Who Heads the Collegium System?

  • The SC collegium is headed by the CJI (Chief Justice of India) and comprises four other senior most judges of the court.
  • Judges of the higher judiciary are appointed only through the collegium system and the government has a role only after names have been decided by the collegium.

What are the Procedures for Judicial Appointments?

  • For CJI:
    • The President of India appoints the CJI and the other SC judges.
    • As far as the CJI is concerned, the outgoing CJI recommends his successor.
    • In practice, it has been strictly by seniority ever since the supersession controversy of the 1970s.
  • For SC Judges:
    • For other judges of the SC, the proposal is initiated by the CJI.
    • The CJI consults the rest of the Collegium members, as well as the senior-most judge of the court hailing from the High Court to which the recommended person belongs.
    • The consultees must record their opinions in writing and it should form part of the file.
    • The Collegium sends the recommendation to the Law Minister, who forwards it to the Prime Minister to advise the President.
  • For Chief Justice of High Courts:
    • The Chief Justice of the High Court is appointed as per the policy of having Chief Justices from outside the respective States.
    • The Collegium takes the call on the elevation.
    • High Court judges are recommended by a Collegium comprising the CJI and two senior-most judges.
    • The proposal, however, is initiated by the outgoing Chief Justice of the High Court concerned in consultation with two senior-most colleagues.
    • The recommendation is sent to the Chief Minister, who advises the Governor to send the proposal to the Union Law Minister.

What is Critical about the Collegium System?

  • Opaqueness and a lack of transparency.
  • Scope for nepotism.
  • Embroilment in public controversies.
  • Overlooks several talented junior judges and advocates.

What were Attempts to reform the Appointment System?

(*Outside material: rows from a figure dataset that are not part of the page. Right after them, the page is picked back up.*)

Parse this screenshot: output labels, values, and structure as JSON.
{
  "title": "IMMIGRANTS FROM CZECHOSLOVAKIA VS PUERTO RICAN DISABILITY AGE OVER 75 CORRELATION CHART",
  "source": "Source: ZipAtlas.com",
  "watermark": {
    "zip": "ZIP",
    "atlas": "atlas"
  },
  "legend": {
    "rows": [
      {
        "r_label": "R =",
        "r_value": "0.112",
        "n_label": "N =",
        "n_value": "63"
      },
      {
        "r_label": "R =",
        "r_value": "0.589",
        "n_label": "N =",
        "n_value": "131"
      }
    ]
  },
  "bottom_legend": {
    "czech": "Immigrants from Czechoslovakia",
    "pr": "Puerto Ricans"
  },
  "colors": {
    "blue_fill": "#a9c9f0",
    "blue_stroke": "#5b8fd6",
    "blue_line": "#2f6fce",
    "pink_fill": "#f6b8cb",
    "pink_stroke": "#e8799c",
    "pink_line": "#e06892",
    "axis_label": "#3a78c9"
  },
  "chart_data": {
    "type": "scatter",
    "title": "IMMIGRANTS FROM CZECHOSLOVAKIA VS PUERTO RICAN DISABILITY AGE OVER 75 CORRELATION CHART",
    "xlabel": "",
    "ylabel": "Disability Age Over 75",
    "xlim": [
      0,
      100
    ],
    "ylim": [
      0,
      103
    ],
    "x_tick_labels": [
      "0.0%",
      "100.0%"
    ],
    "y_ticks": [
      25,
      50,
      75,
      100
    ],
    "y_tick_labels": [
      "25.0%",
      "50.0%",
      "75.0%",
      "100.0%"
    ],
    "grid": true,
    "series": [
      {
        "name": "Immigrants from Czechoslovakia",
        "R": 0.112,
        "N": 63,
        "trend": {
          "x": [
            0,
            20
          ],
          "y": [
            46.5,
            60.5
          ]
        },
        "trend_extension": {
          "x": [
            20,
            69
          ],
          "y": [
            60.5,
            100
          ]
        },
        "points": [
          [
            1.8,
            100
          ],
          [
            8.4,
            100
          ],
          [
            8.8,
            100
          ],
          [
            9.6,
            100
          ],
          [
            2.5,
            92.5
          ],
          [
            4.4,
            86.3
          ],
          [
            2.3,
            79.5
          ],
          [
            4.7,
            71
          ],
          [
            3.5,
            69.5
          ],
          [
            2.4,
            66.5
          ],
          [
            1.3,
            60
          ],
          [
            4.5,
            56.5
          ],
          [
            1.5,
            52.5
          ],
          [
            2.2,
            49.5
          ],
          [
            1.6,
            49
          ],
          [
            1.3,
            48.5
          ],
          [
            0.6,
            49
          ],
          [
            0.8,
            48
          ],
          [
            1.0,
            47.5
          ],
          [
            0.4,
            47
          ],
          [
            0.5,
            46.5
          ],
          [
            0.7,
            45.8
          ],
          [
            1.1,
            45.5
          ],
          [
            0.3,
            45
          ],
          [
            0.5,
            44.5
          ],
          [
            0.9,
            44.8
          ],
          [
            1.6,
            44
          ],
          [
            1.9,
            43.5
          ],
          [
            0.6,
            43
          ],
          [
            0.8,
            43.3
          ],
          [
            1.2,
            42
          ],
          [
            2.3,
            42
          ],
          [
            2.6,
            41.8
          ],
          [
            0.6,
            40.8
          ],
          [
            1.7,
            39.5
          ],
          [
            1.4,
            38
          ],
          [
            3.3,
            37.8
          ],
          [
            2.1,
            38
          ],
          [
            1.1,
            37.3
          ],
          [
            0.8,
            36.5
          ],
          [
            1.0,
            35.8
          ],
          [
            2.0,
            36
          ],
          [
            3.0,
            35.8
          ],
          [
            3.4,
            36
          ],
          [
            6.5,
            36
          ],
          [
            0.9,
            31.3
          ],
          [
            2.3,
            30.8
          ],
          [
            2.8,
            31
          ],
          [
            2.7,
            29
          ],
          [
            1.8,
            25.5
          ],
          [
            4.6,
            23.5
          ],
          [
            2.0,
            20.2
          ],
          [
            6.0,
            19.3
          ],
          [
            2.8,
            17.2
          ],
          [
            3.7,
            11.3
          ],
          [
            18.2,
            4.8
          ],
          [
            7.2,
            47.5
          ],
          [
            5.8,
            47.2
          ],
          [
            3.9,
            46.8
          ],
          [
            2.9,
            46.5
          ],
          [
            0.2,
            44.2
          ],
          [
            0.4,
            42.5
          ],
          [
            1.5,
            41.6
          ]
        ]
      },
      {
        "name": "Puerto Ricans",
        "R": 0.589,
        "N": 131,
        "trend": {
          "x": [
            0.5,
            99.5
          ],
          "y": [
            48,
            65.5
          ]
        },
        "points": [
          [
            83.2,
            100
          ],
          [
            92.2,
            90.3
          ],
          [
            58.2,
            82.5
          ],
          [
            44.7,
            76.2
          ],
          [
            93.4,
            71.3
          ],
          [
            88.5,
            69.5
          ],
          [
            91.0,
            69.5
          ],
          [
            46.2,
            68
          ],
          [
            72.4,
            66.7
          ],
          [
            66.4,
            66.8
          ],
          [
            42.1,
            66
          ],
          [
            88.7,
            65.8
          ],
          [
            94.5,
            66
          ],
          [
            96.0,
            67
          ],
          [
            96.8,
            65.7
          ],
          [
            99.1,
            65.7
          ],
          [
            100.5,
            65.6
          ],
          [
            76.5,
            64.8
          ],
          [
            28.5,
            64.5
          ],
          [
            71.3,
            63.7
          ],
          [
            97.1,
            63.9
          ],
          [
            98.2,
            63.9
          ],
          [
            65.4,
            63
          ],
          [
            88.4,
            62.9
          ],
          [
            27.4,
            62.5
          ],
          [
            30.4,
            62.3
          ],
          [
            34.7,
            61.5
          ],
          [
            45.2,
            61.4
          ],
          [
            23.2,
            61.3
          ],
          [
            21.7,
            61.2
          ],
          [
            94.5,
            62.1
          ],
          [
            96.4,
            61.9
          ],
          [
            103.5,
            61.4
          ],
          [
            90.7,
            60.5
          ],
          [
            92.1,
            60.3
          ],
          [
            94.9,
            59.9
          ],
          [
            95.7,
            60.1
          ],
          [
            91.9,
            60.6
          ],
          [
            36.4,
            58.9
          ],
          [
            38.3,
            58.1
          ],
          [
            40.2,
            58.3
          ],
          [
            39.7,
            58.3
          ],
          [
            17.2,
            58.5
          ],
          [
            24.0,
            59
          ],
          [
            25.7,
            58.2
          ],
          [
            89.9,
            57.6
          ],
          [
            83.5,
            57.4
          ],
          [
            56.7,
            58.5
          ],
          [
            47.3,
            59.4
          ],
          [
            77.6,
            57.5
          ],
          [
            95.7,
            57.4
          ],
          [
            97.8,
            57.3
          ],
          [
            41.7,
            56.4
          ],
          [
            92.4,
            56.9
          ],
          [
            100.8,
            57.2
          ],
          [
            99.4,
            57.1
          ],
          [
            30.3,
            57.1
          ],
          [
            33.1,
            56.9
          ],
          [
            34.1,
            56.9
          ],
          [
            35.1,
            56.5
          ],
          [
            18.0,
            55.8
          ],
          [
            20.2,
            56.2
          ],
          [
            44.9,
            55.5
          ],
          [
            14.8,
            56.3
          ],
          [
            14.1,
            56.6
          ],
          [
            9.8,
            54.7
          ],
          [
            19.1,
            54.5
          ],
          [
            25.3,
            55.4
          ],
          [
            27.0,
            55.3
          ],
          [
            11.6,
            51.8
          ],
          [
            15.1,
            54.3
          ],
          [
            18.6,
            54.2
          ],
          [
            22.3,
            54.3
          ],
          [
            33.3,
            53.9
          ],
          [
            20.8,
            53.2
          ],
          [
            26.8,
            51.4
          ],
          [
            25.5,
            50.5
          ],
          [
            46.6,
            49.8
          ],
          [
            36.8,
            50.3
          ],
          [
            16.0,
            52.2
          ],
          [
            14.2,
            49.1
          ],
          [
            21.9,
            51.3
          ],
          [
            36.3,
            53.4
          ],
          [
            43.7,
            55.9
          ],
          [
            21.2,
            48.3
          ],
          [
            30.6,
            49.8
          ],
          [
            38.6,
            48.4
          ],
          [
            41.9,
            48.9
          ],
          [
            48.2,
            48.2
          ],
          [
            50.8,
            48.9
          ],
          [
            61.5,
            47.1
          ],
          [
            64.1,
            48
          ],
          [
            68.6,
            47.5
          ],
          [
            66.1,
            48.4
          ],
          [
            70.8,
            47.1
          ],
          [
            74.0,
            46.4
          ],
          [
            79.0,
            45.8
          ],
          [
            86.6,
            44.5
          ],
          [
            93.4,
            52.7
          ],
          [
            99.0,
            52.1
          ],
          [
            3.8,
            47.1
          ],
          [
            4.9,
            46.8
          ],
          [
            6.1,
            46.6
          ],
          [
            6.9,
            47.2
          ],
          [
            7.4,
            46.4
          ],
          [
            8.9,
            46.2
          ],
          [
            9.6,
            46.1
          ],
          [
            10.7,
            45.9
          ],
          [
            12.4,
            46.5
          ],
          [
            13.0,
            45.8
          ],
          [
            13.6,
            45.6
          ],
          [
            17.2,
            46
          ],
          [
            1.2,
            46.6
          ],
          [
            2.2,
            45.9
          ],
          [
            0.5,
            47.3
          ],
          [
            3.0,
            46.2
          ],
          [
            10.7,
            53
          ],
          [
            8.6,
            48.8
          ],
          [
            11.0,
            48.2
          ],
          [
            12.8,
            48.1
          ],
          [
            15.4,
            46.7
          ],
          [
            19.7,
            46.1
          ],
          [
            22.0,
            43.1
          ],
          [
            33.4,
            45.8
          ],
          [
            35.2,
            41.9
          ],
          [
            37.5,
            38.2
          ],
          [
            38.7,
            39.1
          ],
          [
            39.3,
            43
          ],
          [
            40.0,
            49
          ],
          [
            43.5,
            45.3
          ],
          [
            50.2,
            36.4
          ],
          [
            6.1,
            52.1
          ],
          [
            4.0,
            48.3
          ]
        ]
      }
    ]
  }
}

  • The attempt made to replace it by a ‘National Judicial Appointments Commission’ (through Ninety-ninth Amendment Act, 2014) was struck down by the court in 2015 on the ground that it posed a threat to the independence of the judiciary.

Way Forward

  • Filling up of vacancies is a continuous and collaborative process involving the executive and the judiciary, and there cannot be a time frame for it. However, it is time to think of a permanent, independent body to institutionalise the process with adequate safeguards to preserve the judiciary’s independence guaranteeing judicial primacy but not judicial exclusivity.
  • It should ensure independence, reflect diversity, demonstrate professional competence and integrity.